I stayed up. I was drained. I was exhausted. But I stayed up. It became my mission of madness. To anyone else, it was just a simple “Happy Birthday” but to Linzi…it signified another year of survival. I wanted to be the first to say it on a night she was perhaps at her lowest, and not just lowest that week…but probably her whole life.
Earlier that week I had her make me one final promise. I clutched her hand tightly in that dreary hospital room, my eyes searching those pools of green, a storm still raging in them.
“You’re not allowed to leave me until you turn 27. You hear me?”
She nodded her head as she clutched my hand tighter.
I kept checking my phone for when the time would change. When the hour and the minutes finally turned over, I simply uttered, “Happy Birthday, baby.” She was exhausted too. Struggling to sleep, struggling to breathe…struggling to live. She gave me a squinty, teary-eyed big grin and asked, “You stayed up all night just to tell me that didn’t you?” I did…and I’d do it every night just to see that look on her face, too. I didn’t have anything to prove. It’s just what love does. It fights. Violently. Against all odds and circumstances.
I didn’t know she’d die that day…or maybe I did.
A little over two years later, I sit in a mutely colored living room, flanked with pops of color from my sister’s decorating. It’s interesting to think how much has changed after what has felt like so much time. I’m now getting to a point of being more productive than I’ve ever been in my life. I’m missing our little girl right now who’s staying with my parents as I prepare to leave the country for a spell.
It’ll be the second time I’ve left the country since Linzi passed, part of the annual trips out of the country we’d always planned on taking. Here I was. Going all alone. Somehow I was content with that, in spite of everything. People have in times past, even recently, made it seem that we should never be allowed to be content again. To find happiness again. Even, to love again. I reject that ideology, and I refuse to aspire to it. I’m allowed to feel happy today.

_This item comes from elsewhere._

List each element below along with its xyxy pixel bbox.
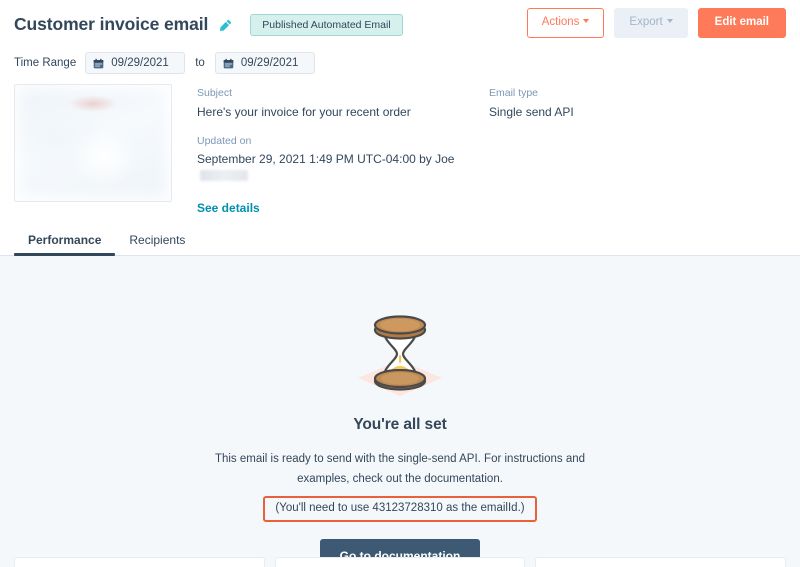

I’m allowed to be happy today.
Because it’s days like these where sometimes I forget things ended the way that they did, and it’s nice not to think about those things every so often. In the back of my mind I know, however, it’s still there. The sadness is still the same. The feelings, the love never truly goes away. Someone told me that you become like driftwood after losing someone dear to you, and I’ve found this to be true for myself. That grief is an ocean we’re simply floating in and sometimes it feels bliss and beautiful and other days you’re drowning in it.
For the moment? I find myself washed up on shore, waiting however patiently to be pulled back in with the tide.